Люба подошла, встала под черту и закрыла глаза. А дальше было, что было.
– У меня такое чувство, – спустя какое-то время призналась Любовь Ивановна, – что это все происходит не со мной.
– У меня нет такого чувства, – тут же обозначил свою включенность в реальность Евгений Николаевич. – Как говорится, в трезвом уме и твердой памяти… Причем настолько твердой, что, когда я иду домой, специально захожу к родителям, хотя мне совершенно не по пути, чтобы чуть-чуть «смягчить» эту память… Переварить…
Люба не совсем понимала, о чем говорит Вильский. Да и не хотела ничего понимать, потому что ее рассудок работал только в одном направлении: где и когда. В этом смысле возможности любовников были мизерны: пресловутая директорская приемная и вымышленные служебные командировки в район или близлежащие к Верейску города. Но даже там было страшно, поэтому мечтали о совместном путешествии в крупный город – Москву, Ленинград, чтобы вокруг – тысячи людей и ни одного знакомого лица.
– А что ты скажешь жене? – утыкалась Евгению Николаевичу в плечо Люба и целовала-целовала до тех пор, пока Вильский не разворачивал ее лицом к себе.
– Ничего. А ты?
– Ничего, – бездумно повторяла за ним Любовь Ивановна и начинала плакать.
– Ты что? – пугался тот.
– Ничего, – трясла головой Люба, не умея объяснить, что плачет от счастья. Ей иногда даже казалось, что с появлением Вильского открылись какие-то шлюзы и оттуда хлынули неизрасходованные за столько лет мучительного брака слезы.
– Тебе больно? – пытался найти причину Евгений Николаевич, полагая, что как-то мог вызвать у этой хрупкой женщины неприятные ощущения.
– Нет, – выдыхала она и проводила рукой по горлу. – Мне не больно. Мне хорошо, – собиралась она с мыслями и прикрывала маленькую, почти детскую грудь простынкой, чтобы Вильский не видел характерных примет ее брака с Краско.

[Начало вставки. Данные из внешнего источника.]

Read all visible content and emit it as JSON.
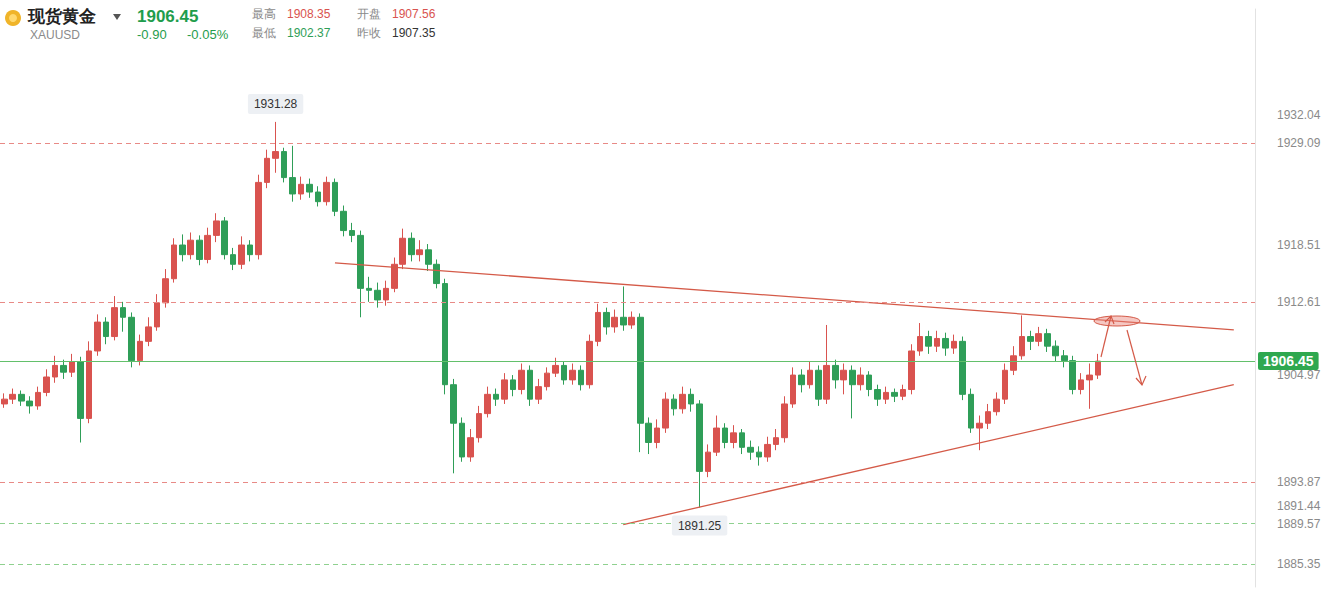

– Я его убью, – однажды не выдержал Евгений Николаевич, обнаружив на Любином теле очередной уродливый синяк, расползшийся по внутренней стороне бедра.
– Не надо, – тут же плотно сжала ноги Любовь Ивановна. – Мне не больно.
– Разведись с ним, – потребовал Вильский и поправил ей растрепавшиеся волосы, чтобы увидеть глаза.
– Зачем? – Люба смотрела на Вильского, не отрываясь.
– Так жить нельзя.
– Но жила же я так все это время, – напомнила любовнику Любовь Ивановна.
– Я этого не знал.
– Знал. – Люба вспомнила изумление Вильского, когда тот впервые увидел покрытое синяками тело.
– Тогда ты была чужая жена, – усмехнулся Евгений Николаевич, но взгляд его по-прежнему был серьезным.
– Я и сейчас чужая жена, – горько улыбнулась Любовь Ивановна и наконец-то отвела взгляд в сторону.
– Нет. – Вильский схватил Любу за руки и потянул на себя. – Ты не чужая жена, Любка. Теперь ты моя жена. Ты моя жена почти полтора года. И, по-моему, – Евгений Николаевич поперхнулся, – с этим пора заканчивать.
– Все? – Она прижала ладонь к губам, не давая им расползтись в крике.
– Все, – подтвердил Вильский, даже не подозревая, что они говорят о разных вещах.
Люба медленно поднялась, села на кровати, а потом сползла вниз, чтобы собрать разбросанную по полу одежду. Она двигалась как автомат, в котором заканчивается питание: вполсилы, вполнакала. В принципе она уже видела, что будет дальше. Видела, как купит билет на автовокзале, сядет в рейсовый автобус, вернется в Верейск, но домой не пойдет, а сразу отправится к Юльке. Может быть, даже с тортом, если удастся купить по дороге. Она ничего не будет объяснять дочери, просто посидит у нее, подержит за руку, если та даст, и попрощается, скажет, что снова уезжает в командировку или меняет место работы, в общем, что-нибудь да скажет. «А потом? – спросила себя Люба и сама же ответила: – А потом отравлюсь». «Чем?» – прозвучало в ее голове. «Чем-нибудь: уксус выпью или таблетки». «За таблетками придется идти в аптеку», – подсказывал ей разум, но она, Люба, в своем желании уйти из жизни была непреклонна: «Хлорку выпью». «Не страшно?» – екнуло сердце. «Все равно».